A minor basic customs duty capping at 15%, a surcharge that got nixed–net
impact, maybe 3% of a PC’s price. Components still aren’t cheaper than PCs.
Importers stay SAD. Excise stays at 16%. NFEPC still prevents exporters from
selling freely in the domestic area, to get enough volumes to be competitive.
The silver lining: government spending on IT will go up sharply, between now and
March 2003.
Now, the Budget is a gigantic exercise, and it would require omniscience to
get everything right. After all, the government has been getting the software
part right for many years. So let’s see where we’ve been going wrong in
Hardware India’s message.
Unlike the software folks, hardware in India is not a unified community with
a single clear message. Manufacturers want protection and higher duty on
finished products, traders and distributors want zero duty on theem, EHTP
players want full access to the domestic area sans forex-positive clauses (and
sans taxes), manufacturers of dual-use items are worried about lowering duty on
IT components…conflicting messages.
Yes, we know that hardware and domestic IT usage is a critical foundation for
India’s future, her economy–and software. But we’ve done a poor job of
telling the government. The software community and Nasscom stuck to a simple
message: software means forex coming in by the billions, so don’t mess with
it. That’s a clear "unified messaging system": thus, kid-gloves,
zero hardware duty and more for the software industry.

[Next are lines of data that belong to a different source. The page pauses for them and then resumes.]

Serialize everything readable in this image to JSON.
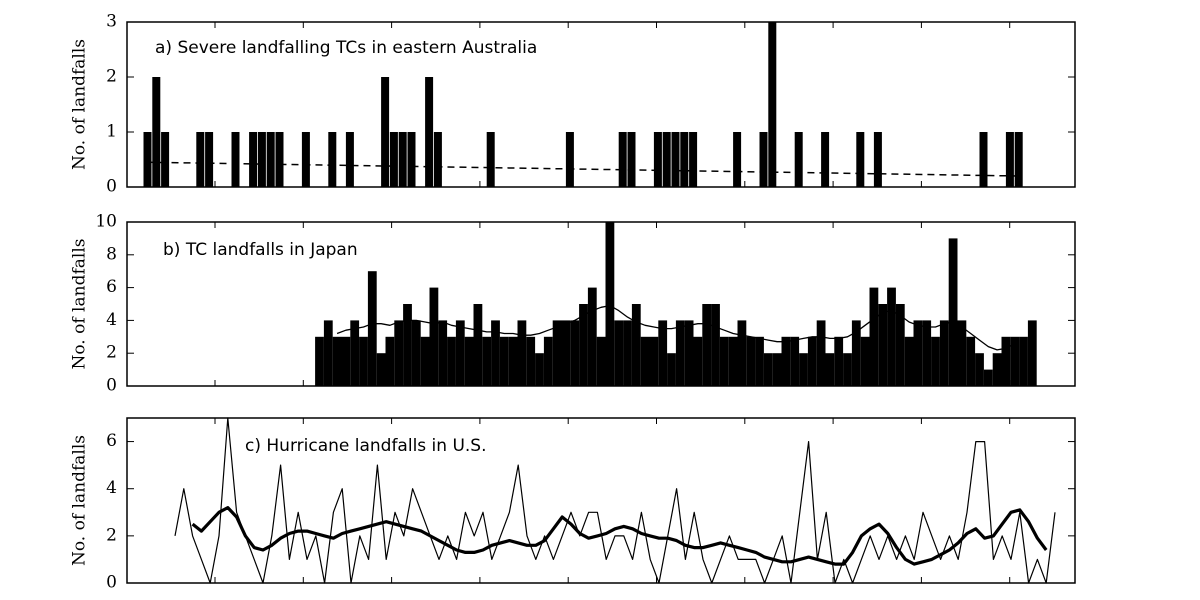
{
  "chart_data": [
    {
      "type": "bar",
      "title": "a) Severe landfalling TCs in eastern Australia",
      "ylabel": "No. of landfalls",
      "ylim": [
        0,
        3
      ],
      "yticks": [
        0,
        1,
        2,
        3
      ],
      "series": [
        {
          "type": "bar",
          "color": "#000000",
          "values": [
            1,
            2,
            1,
            0,
            0,
            0,
            1,
            1,
            0,
            0,
            1,
            0,
            1,
            1,
            1,
            1,
            0,
            0,
            1,
            0,
            0,
            1,
            0,
            1,
            0,
            0,
            0,
            2,
            1,
            1,
            1,
            0,
            2,
            1,
            0,
            0,
            0,
            0,
            0,
            1,
            0,
            0,
            0,
            0,
            0,
            0,
            0,
            0,
            1,
            0,
            0,
            0,
            0,
            0,
            1,
            1,
            0,
            0,
            1,
            1,
            1,
            1,
            1,
            0,
            0,
            0,
            0,
            1,
            0,
            0,
            1,
            3,
            0,
            0,
            1,
            0,
            0,
            1,
            0,
            0,
            0,
            1,
            0,
            1,
            0,
            0,
            0,
            0,
            0,
            0,
            0,
            0,
            0,
            0,
            0,
            1,
            0,
            0,
            1,
            1
          ]
        }
      ],
      "trend": {
        "color": "#000000",
        "values": [
          0.45,
          0.2
        ]
      }
    },
    {
      "type": "bar",
      "title": "b) TC landfalls in Japan",
      "ylabel": "No. of landfalls",
      "ylim": [
        0,
        10
      ],
      "yticks": [
        0,
        2,
        4,
        6,
        8,
        10
      ],
      "series": [
        {
          "type": "bar",
          "color": "#000000",
          "values": [
            3,
            4,
            3,
            3,
            4,
            3,
            7,
            2,
            3,
            4,
            5,
            4,
            3,
            6,
            4,
            3,
            4,
            3,
            5,
            3,
            4,
            3,
            3,
            4,
            3,
            2,
            3,
            4,
            4,
            4,
            5,
            6,
            3,
            10,
            4,
            4,
            5,
            3,
            3,
            4,
            2,
            4,
            4,
            3,
            5,
            5,
            3,
            3,
            4,
            3,
            3,
            2,
            2,
            3,
            3,
            2,
            3,
            4,
            2,
            3,
            2,
            4,
            3,
            6,
            5,
            6,
            5,
            3,
            4,
            4,
            3,
            4,
            9,
            4,
            3,
            2,
            1,
            2,
            3,
            3,
            3,
            4
          ]
        },
        {
          "type": "line",
          "color": "#000000",
          "width": 1.3,
          "values": [
            null,
            null,
            3.2,
            3.4,
            3.5,
            3.6,
            3.8,
            3.8,
            3.7,
            3.9,
            4.0,
            4.0,
            3.9,
            3.8,
            3.9,
            3.7,
            3.6,
            3.5,
            3.4,
            3.3,
            3.3,
            3.2,
            3.2,
            3.1,
            3.1,
            3.2,
            3.4,
            3.6,
            3.8,
            4.0,
            4.3,
            4.6,
            4.8,
            4.9,
            4.6,
            4.2,
            3.9,
            3.7,
            3.6,
            3.5,
            3.5,
            3.6,
            3.7,
            3.8,
            3.8,
            3.6,
            3.4,
            3.2,
            3.1,
            3.0,
            2.9,
            2.8,
            2.7,
            2.7,
            2.8,
            2.9,
            3.0,
            3.0,
            2.9,
            2.9,
            3.0,
            3.3,
            3.7,
            4.1,
            4.5,
            4.6,
            4.3,
            3.9,
            3.7,
            3.6,
            3.6,
            3.8,
            3.9,
            3.6,
            3.2,
            2.8,
            2.4,
            2.2,
            2.3,
            2.6,
            null,
            null
          ]
        }
      ]
    },
    {
      "type": "line",
      "title": "c) Hurricane landfalls in U.S.",
      "ylabel": "No. of landfalls",
      "ylim": [
        0,
        7
      ],
      "yticks": [
        0,
        2,
        4,
        6
      ],
      "series": [
        {
          "type": "line",
          "color": "#000000",
          "width": 1.2,
          "values": [
            2,
            4,
            2,
            1,
            0,
            2,
            7,
            3,
            2,
            1,
            0,
            2,
            5,
            1,
            3,
            1,
            2,
            0,
            3,
            4,
            0,
            2,
            1,
            5,
            1,
            3,
            2,
            4,
            3,
            2,
            1,
            2,
            1,
            3,
            2,
            3,
            1,
            2,
            3,
            5,
            2,
            1,
            2,
            1,
            2,
            3,
            2,
            3,
            3,
            1,
            2,
            2,
            1,
            3,
            1,
            0,
            2,
            4,
            1,
            3,
            1,
            0,
            1,
            2,
            1,
            1,
            1,
            0,
            1,
            2,
            0,
            3,
            6,
            1,
            3,
            0,
            1,
            0,
            1,
            2,
            1,
            2,
            1,
            2,
            1,
            3,
            2,
            1,
            2,
            1,
            3,
            6,
            6,
            1,
            2,
            1,
            3,
            0,
            1,
            0,
            3
          ]
        },
        {
          "type": "line",
          "color": "#000000",
          "width": 3.2,
          "values": [
            null,
            null,
            2.5,
            2.2,
            2.6,
            3.0,
            3.2,
            2.8,
            2.0,
            1.5,
            1.4,
            1.6,
            1.9,
            2.1,
            2.2,
            2.2,
            2.1,
            2.0,
            1.9,
            2.1,
            2.2,
            2.3,
            2.4,
            2.5,
            2.6,
            2.5,
            2.4,
            2.3,
            2.2,
            2.0,
            1.8,
            1.6,
            1.4,
            1.3,
            1.3,
            1.4,
            1.6,
            1.7,
            1.8,
            1.7,
            1.6,
            1.6,
            1.8,
            2.3,
            2.8,
            2.5,
            2.1,
            1.9,
            2.0,
            2.1,
            2.3,
            2.4,
            2.3,
            2.1,
            2.0,
            1.9,
            1.9,
            1.8,
            1.6,
            1.5,
            1.5,
            1.6,
            1.7,
            1.6,
            1.5,
            1.4,
            1.3,
            1.1,
            1.0,
            0.9,
            0.9,
            1.0,
            1.1,
            1.0,
            0.9,
            0.8,
            0.8,
            1.3,
            2.0,
            2.3,
            2.5,
            2.1,
            1.5,
            1.0,
            0.8,
            0.9,
            1.0,
            1.2,
            1.4,
            1.7,
            2.1,
            2.3,
            1.9,
            2.0,
            2.5,
            3.0,
            3.1,
            2.6,
            1.9,
            1.4,
            null
          ]
        }
      ]
    }
  ]
}
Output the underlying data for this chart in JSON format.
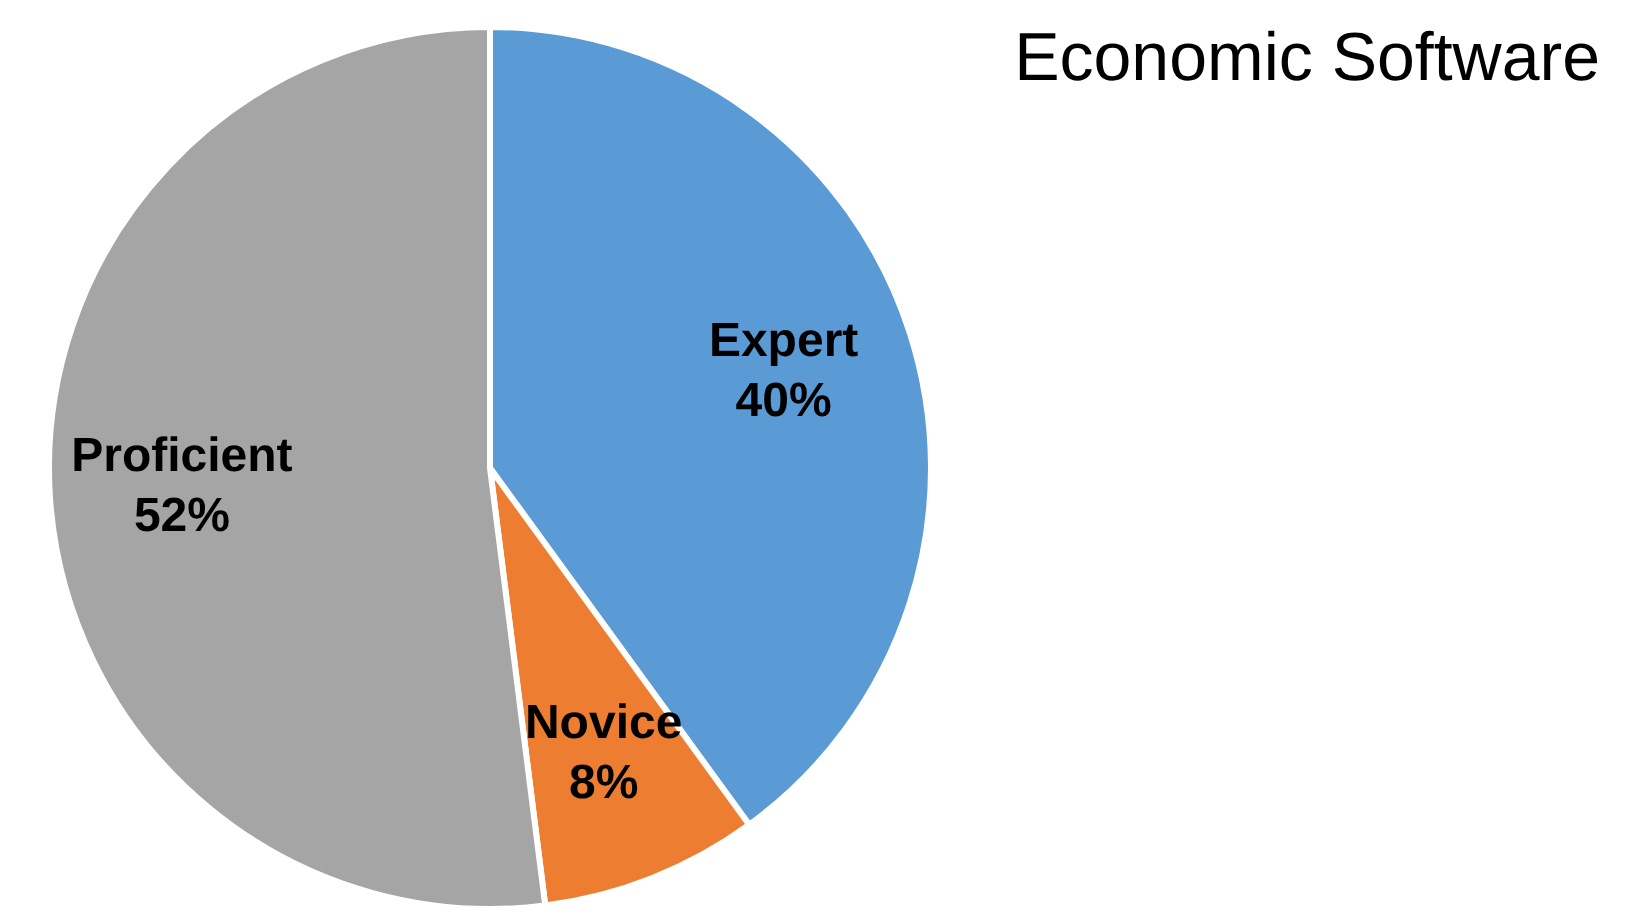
{
  "chart_data": {
    "type": "pie",
    "title": "Economic Software",
    "categories": [
      "Expert",
      "Novice",
      "Proficient"
    ],
    "values": [
      40,
      8,
      52
    ],
    "value_labels": [
      "40%",
      "8%",
      "52%"
    ],
    "colors": [
      "#5b9bd5",
      "#ed7d31",
      "#a5a5a5"
    ],
    "legend": false
  }
}
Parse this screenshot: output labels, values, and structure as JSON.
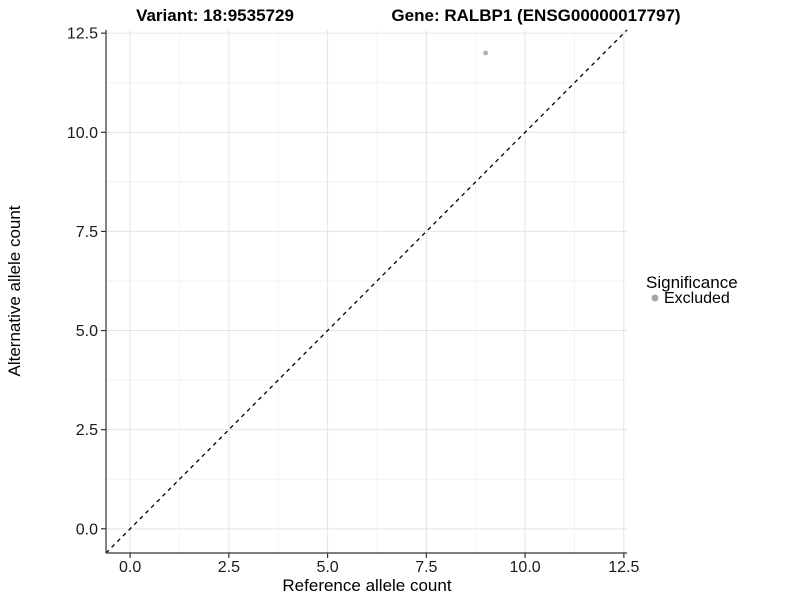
{
  "chart_data": {
    "type": "scatter",
    "title_left": "Variant: 18:9535729",
    "title_right": "Gene: RALBP1 (ENSG00000017797)",
    "xlabel": "Reference allele count",
    "ylabel": "Alternative allele count",
    "xlim": [
      -0.61,
      12.58
    ],
    "ylim": [
      -0.61,
      12.58
    ],
    "x_ticks": [
      0,
      2.5,
      5,
      7.5,
      10,
      12.5
    ],
    "x_tick_labels": [
      "0.0",
      "2.5",
      "5.0",
      "7.5",
      "10.0",
      "12.5"
    ],
    "y_ticks": [
      0,
      2.5,
      5,
      7.5,
      10,
      12.5
    ],
    "y_tick_labels": [
      "0.0",
      "2.5",
      "5.0",
      "7.5",
      "10.0",
      "12.5"
    ],
    "grid": true,
    "minor_grid": true,
    "reference_line": {
      "type": "identity",
      "style": "dashed",
      "color": "#000000"
    },
    "points": [
      {
        "x": 9,
        "y": 12,
        "series": "Excluded",
        "color": "#b4b4b4",
        "radius": 2.5
      }
    ],
    "legend": {
      "title": "Significance",
      "position": "right",
      "items": [
        {
          "label": "Excluded",
          "color": "#a8a8a8"
        }
      ]
    },
    "colors": {
      "background": "#ffffff",
      "grid_major": "#e4e4e4",
      "grid_minor": "#f2f2f2",
      "axis_line": "#333333",
      "tick_text": "#1a1a1a"
    }
  }
}
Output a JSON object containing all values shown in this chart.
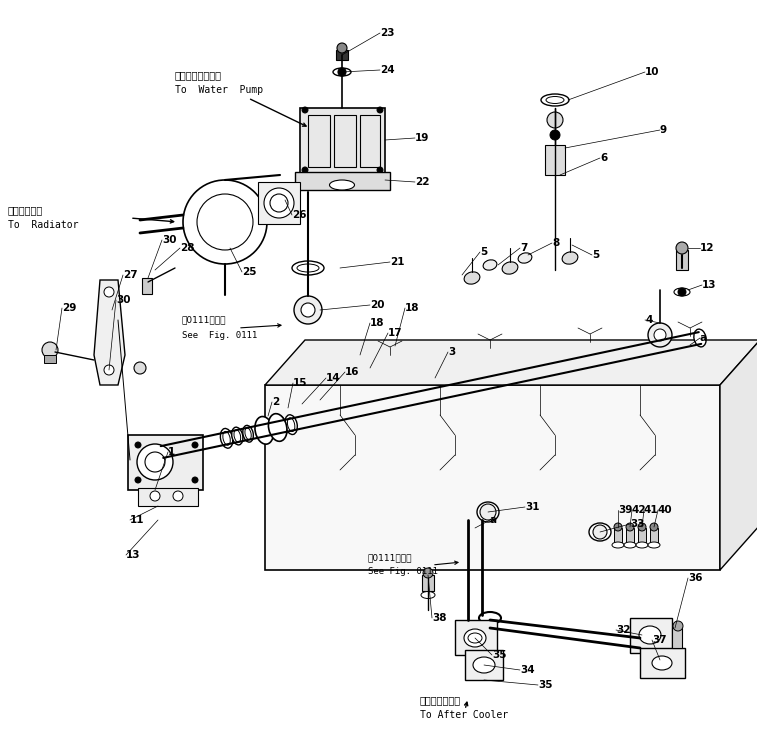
{
  "bg_color": "#ffffff",
  "line_color": "#000000",
  "figsize": [
    7.57,
    7.37
  ],
  "dpi": 100,
  "labels": {
    "water_pump_jp": "ウォータポンプへ",
    "water_pump_en": "To  Water  Pump",
    "radiator_jp": "ラジエータへ",
    "radiator_en": "To  Radiator",
    "see_fig_jp1": "図0111図参照",
    "see_fig_en1": "See  Fig. 0111",
    "see_fig_jp2": "図0111図参照",
    "see_fig_en2": "See Fig. 0111",
    "after_cooler_jp": "アフタクーラへ",
    "after_cooler_en": "To After Cooler"
  }
}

Hardware India’s challenge, now, is to learn from the software guys. Get a
common agenda, get one message down. Make sure it conveys clear benefits,
including revenue inflow. Let it set clear targets: one PC for 35 Indians by
2005, for instance, with an "impact" roadmap–including revenues.
And maybe it should simply ask Nasscom, with its track record in lobbying for
the software cause, to take up hardware, next.